Naqueles seus anos iniciais em Salto, procurou auxiliar o recém-fundado Grêmio Musical Saltense, fundado em 1878, contratando um maestro – o ituano João Narcizo do Amaral – e comprando os instrumentos. Também admitiu alguns músicos em sua tecelagem, como operários. Em carta de 30/04/1940, o maestro Henrique Castellari [1880-1951], traz passagem sobre o Grêmio Musical e a participação decisiva do industrial pioneiro: “A Banda Musical Saltense foi fundada no ano de 1878, por um grupo de pessoas de boa vontade e vocação musical, quando Salto era ainda uma pequena povoação, com desenvolvimento incipiente. Foram seus fundadores Joaquim Florindo, Romão Ribas, João Manquinho, João de Assis e outros, todos já falecidos. Depois de 1880, mais ou menos, o benemérito saltense, Dr. Francisco de Barros Júnior, já falecido, ex-Deputado Estadual, proprietário de uma Fábrica de Tecidos nesta cidade, avocou-se a direção da referida Banda Musical. Assim, forneceu-lhe instrumental novo, músicas novas, mantendo o maestro João Narciso do Amaral (grande músico ituano), dando trabalho aos músicos em seu estabelecimento industrial e correndo todas as demais despesas da Banda por sua conta. Mais tarde, [em] 1890, referido industrial, vendendo sua indústria, afastou-se da direção da Banda, confiando todo o instrumental e pertences da mesma à guarda da Matriz local, (...)”.

Mas foi durante a epidemia de varíola de 1887, que atingiu toda a Província de São Paulo, que Barros Júnior notabilizou-se em Salto. Com seu auxílio, foram construídos três lazaretos (unidades de isolamento dos doentes, afastadas no núcleo central da vila). Auxiliou ainda na compra de medicamentos, víveres para alimentação dos doentes, roupas e leitos. Trouxe também médico e enfermeiras da capital. Luiz Castellari assim descreve a atuação do “Pai dos Saltenses” naqueles dias de surto epidêmico: “Nas horas em que não se ocupava com os enfermos, [Barros Jr.] saía na rua à frente de sua banda de música, soltando foguetes, como que afugentando o ‘vírus’ e assim alegorizar a população desolada”.

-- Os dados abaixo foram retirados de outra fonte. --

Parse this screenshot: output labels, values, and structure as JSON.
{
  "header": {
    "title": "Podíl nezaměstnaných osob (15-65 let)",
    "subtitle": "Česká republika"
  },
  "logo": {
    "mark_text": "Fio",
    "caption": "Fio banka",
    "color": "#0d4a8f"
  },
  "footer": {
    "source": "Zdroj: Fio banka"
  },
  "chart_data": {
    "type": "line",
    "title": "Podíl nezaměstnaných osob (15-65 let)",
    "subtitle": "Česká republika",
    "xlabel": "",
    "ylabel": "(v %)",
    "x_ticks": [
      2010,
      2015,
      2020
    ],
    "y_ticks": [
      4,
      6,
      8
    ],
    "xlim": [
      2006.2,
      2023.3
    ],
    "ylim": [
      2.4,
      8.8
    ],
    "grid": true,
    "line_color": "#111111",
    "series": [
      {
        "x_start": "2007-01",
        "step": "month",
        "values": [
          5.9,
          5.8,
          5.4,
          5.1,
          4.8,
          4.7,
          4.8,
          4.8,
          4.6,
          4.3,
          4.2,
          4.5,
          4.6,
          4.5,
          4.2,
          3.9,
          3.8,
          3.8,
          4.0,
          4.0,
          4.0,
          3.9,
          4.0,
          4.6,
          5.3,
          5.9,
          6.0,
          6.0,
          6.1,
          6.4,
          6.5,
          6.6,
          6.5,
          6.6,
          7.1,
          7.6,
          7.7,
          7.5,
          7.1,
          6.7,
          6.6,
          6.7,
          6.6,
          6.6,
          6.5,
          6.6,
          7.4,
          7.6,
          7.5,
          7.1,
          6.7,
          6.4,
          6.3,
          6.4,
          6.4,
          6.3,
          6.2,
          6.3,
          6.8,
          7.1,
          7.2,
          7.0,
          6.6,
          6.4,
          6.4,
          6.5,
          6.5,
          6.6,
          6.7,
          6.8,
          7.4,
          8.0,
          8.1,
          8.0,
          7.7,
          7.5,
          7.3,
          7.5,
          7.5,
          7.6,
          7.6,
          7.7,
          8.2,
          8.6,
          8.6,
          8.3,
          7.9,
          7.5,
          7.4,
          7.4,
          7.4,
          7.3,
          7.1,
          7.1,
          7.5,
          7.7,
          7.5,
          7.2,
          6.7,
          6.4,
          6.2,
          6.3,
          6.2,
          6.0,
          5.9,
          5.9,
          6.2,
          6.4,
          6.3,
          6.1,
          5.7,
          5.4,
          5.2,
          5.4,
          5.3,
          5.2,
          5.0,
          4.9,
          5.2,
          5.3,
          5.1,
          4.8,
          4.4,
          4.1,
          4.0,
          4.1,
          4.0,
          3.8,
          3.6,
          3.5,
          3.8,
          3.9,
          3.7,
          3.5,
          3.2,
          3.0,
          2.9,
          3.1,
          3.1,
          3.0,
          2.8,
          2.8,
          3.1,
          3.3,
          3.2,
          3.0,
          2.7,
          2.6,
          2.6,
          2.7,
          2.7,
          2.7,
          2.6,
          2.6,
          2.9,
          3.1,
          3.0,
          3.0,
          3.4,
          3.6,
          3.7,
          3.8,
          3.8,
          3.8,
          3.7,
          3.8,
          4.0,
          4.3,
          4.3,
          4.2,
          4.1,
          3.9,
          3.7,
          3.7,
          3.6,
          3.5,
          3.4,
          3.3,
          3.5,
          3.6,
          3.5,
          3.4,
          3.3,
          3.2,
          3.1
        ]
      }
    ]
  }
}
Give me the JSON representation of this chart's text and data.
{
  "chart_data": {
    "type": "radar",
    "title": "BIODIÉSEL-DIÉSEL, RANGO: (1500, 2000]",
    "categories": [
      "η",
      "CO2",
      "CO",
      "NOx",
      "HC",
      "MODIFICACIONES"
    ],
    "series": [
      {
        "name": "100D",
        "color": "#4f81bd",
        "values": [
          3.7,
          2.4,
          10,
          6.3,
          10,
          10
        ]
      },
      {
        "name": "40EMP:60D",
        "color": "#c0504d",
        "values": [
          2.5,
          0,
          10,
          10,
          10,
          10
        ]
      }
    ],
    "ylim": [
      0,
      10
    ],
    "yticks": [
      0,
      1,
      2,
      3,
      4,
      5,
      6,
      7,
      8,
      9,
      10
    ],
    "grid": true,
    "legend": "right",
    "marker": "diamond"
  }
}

Na cronologia de Barros Júnior merecem ainda destaque duas datas: 1890, venda de sua fábrica de tecidos em Salto; e 1893, apresentação de projeto ao Congresso Estadual, que ampliava os limites de Salto, incorporando terras da margem esquerda do rio Tietê, antes de Itu. No ano do término de seu mandato como Deputado Estadual, segundo menciona Luiz Castellari, Barros Júnior teria “perdido seu cabedal”, ou seja, empobrecido: “De elevada posição social, a um humilde carreio, e arador de terra. Seguidamente vinha à Vila [de Salto], guiando seu carro de boi. De uma feita, estacionando em frente a uma casa comercial, pede ao proprietário um par de sapatão à crédito. Negam-lhe o pedido”. Barros foi o primeiro presidente do Conselho de Intendência de Salto [1890]. Entre 1896 e 1898, esteve ausente da 2ª Câmara de Salto, tendo retornado em 1899 e permanecido até 1907. Entre 1907 e 1918 não participou diretamente da política local. Em 1918, faleceu, aos 62 anos, de gripe espanhola. Ainda hoje seu nome está ligado à ideia de devoção às causas locais em Salto.